Palm Bank profitable
A Tampa community bank that recently celebrated its first birthday is whooping it again.
The Palm Bank, which opened in early 2003, reported net income of $40,830 on revenue of $497,522 for the three months ended March 31. That is the first quarterly profit for the bank, which was formed as a subchapter-S corporation.
Albert C. "Chris" Anderson, president and chief executive, says in a press release that Palm Bank has been making money on a monthly basis since January.
Assets grew at a 13% clip during the quarter, to $51 million. Deposits were $41 million, up from $32 million at the end of 2003. Loans stood at $26 million, an increase of about $4 million for the quarter.
The bank concentrates on the upscale neighborhoods of South Tampa, a potentially lucrative market of mostly business professionals. Several older community banks used to serve the area, such as Southern Exchange Bank.
But those banks have sold out to larger institutions in recent years. The Palm Bank sees an opening, as do other upstarts such as First Citrus Bank and First Commercial Bank of Tampa Bay, which are moving into South Tampa.

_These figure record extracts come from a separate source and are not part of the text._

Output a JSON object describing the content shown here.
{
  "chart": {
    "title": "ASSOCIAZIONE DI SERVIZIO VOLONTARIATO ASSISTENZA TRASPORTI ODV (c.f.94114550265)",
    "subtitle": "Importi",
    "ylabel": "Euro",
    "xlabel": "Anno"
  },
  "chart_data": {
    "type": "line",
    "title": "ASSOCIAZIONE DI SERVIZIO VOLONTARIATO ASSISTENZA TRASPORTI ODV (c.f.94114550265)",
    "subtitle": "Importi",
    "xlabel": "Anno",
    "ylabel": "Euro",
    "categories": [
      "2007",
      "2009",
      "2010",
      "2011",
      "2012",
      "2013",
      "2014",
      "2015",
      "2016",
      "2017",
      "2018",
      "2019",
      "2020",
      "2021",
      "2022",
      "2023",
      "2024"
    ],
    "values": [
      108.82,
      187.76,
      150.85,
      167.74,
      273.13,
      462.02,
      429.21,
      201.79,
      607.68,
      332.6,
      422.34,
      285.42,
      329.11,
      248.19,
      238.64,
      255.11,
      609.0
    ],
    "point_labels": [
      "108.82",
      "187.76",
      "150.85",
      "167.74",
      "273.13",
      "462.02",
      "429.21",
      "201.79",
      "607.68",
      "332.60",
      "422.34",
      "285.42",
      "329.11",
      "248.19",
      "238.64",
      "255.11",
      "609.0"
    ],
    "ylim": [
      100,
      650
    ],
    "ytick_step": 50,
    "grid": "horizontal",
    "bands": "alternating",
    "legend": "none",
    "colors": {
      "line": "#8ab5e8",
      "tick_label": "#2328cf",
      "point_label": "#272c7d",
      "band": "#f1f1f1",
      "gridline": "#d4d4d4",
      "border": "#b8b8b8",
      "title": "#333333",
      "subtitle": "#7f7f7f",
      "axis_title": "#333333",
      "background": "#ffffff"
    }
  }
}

The Palm Bank operates from a headquarters on South Dale Mabry Highway and recently opened a satellite loan office on South MacDill Avenue in the former Palios Brothers restaurant.
Magazine pacts disputed
Gov. Jeb Bush's top internal investigator says state purchasing officials erred when they gave no-bid contracts to Florida Trend.
Derry Harper, Florida's chief inspector general, concluded in a recent report that the departments of state and education failed to gather enough documentation to support their award of sole-source contracts to the St. Petersburg-based business magazine.
From 1999 to 2003, Florida Trend was paid more than $3.5 million to print and distribute an assortment of cultural and educational periodicals promoting state universities and other government-funded organizations. Many of the publications were inserted into regular monthly editions of Florida Trend.
Saul Stone, a local magazine consultant, had complained to Harper's office that Florida Trend executives used "personal associations" with state officials, such as former Secretary of State Katherine Harris, to win the government business. Harper says he found no evidence to substantiate that allegation.
The inspector general did find some support for another Stone accusation that Florida Trend misrepresented in its contract proposals just who reads the magazine.
Florida Trend had claimed nearly 200,000 of its readers were business owners, entrepreneurs, executives or professionals. Florida Trend President Andrew P. Corty, who is also an executive of the affiliated St. Petersburg Times, told state investigators that the 200,000 figure was "a leap of faith."
Executives of the magazine arrived at that number by making some assumptions based on earlier readership surveys of how many subscribers passed along each issue to others who didn't subscribe, Corty told the investigators.
As for another claim, that one in three Florida Trend readers is a millionaire, Harper's investigative team reported that they could neither prove nor refute the magazine's assertion.
Corty told the Times after Harper's report became public that he took "great exception" to the IG's opinion that Florida Trend had failed to present an accurate demographic portrait of its readership.